El Jueves, 21 de Enero de 2010, Alex Balashov escribió:
Iñaki,
On 01/21/2010 04:23 PM, Iñaki Baz Castillo wrote:
Does such mysql proxy allow prepared statements? They are stored in the server, this is, when the MySQL client connects it creates the prepared statements in the MySQL server. If the MySQL servers restarts it looses the prepared statements so the client must react and re-create them. But in the case of a mysql proxy this task should take place in the proxy itself, right? Do mysql proxy implement it?
My understanding is that MySQL proxy is a "low-level" proxy that plumbs data interchange via MySQL's internal binary protocol, not a higher-level representation of the RDBM backend's interface.

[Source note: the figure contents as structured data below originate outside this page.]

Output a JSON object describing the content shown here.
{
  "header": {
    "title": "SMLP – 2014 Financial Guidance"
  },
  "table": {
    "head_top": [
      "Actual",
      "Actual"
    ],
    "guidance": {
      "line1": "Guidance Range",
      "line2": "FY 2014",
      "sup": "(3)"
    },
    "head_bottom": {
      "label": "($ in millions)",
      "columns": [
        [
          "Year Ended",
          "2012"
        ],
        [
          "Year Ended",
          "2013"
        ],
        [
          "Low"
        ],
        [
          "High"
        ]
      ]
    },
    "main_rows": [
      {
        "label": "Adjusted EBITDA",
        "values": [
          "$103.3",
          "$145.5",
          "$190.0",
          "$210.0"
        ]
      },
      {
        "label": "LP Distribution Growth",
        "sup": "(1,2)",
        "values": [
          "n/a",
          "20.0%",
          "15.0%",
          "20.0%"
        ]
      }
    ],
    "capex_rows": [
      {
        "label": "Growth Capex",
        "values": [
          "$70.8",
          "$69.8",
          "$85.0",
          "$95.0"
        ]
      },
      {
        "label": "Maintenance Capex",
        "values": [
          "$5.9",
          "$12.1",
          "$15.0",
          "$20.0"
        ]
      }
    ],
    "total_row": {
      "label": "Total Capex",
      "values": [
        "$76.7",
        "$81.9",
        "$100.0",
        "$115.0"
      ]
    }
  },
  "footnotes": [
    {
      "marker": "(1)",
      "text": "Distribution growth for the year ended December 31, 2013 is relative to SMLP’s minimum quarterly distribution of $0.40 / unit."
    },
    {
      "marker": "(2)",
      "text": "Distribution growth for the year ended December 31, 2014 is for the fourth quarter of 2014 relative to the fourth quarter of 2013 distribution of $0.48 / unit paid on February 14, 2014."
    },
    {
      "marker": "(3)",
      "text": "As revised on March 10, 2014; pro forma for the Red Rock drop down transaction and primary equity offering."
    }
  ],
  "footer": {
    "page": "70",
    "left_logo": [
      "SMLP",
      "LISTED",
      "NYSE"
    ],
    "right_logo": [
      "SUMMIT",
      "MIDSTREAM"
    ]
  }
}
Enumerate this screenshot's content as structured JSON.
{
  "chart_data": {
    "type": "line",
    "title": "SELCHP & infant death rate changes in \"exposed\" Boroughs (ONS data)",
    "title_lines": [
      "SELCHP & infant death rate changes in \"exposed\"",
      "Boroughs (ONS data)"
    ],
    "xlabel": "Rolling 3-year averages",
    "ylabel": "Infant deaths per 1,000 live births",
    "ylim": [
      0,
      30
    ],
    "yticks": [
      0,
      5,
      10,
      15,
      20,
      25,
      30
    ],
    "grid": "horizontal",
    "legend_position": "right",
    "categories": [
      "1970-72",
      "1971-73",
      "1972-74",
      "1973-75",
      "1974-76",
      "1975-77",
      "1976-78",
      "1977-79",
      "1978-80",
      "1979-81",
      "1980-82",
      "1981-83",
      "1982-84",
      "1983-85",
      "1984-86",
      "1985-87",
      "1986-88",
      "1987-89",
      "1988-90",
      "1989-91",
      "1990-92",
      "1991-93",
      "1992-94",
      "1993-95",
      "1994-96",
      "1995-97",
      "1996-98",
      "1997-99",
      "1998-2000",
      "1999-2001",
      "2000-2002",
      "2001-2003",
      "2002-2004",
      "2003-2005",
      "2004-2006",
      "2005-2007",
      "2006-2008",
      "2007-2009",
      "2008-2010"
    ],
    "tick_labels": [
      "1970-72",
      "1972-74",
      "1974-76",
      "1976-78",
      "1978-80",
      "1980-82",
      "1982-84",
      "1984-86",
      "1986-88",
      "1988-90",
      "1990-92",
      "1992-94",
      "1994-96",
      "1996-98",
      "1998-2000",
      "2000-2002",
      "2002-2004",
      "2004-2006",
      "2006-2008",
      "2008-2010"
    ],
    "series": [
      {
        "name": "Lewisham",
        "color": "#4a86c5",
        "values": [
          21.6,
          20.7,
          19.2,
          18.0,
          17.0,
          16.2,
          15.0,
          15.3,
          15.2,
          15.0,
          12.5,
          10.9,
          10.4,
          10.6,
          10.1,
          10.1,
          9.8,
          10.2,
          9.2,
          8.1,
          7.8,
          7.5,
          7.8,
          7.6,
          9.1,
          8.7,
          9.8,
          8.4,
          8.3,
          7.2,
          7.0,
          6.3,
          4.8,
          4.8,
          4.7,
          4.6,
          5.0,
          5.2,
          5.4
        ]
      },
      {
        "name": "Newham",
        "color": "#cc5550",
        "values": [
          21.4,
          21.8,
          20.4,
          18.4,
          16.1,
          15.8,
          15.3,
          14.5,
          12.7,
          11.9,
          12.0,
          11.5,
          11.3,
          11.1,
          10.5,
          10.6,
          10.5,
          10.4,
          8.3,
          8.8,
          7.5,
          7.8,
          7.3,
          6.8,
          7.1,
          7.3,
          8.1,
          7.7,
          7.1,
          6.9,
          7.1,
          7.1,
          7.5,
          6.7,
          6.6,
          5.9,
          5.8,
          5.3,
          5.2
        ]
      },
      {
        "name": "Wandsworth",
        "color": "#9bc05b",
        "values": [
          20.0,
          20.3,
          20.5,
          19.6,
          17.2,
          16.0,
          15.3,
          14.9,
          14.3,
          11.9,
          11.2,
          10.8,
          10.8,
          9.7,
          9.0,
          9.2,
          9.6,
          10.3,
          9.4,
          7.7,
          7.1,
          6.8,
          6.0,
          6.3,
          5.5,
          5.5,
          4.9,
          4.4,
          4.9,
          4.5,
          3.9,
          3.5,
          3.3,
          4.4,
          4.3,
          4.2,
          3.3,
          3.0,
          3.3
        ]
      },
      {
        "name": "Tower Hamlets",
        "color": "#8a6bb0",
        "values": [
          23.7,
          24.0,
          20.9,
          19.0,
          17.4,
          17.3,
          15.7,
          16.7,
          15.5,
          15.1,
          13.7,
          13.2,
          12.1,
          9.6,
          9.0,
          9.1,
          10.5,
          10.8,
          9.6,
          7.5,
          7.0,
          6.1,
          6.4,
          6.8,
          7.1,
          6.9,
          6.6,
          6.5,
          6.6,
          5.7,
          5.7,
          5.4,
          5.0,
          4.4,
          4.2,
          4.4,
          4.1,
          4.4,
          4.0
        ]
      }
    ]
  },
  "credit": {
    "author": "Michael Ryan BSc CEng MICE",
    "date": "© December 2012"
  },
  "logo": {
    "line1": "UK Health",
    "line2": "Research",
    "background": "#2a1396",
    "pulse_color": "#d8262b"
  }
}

The problem is that if MySQL restarts, the client will not realize of it since the client is connected (via TCP or UNIX Socket) to the MySQL proxy, so next query of the client using prepared statements woudl fail as it would invoke a prepared statement that doesn't exist in the server. This is, I expect that the MySQL proxy behaves like a client, more like a M2MUA (MySQL To MySQL User Agent) XDDDDD
It is also my understanding that it creates "sticky" sessions to whatever MySQL server is being interacted with. The meaning of "load balancing" is not that every query or statement is executed on a different server. But I could be wrong.
Humm, not sure about it. When I read about these MySQL proxy some months ago, I remember they can dispath queries to different servers based on the query type (SELECT, INSERt, UPDATE...).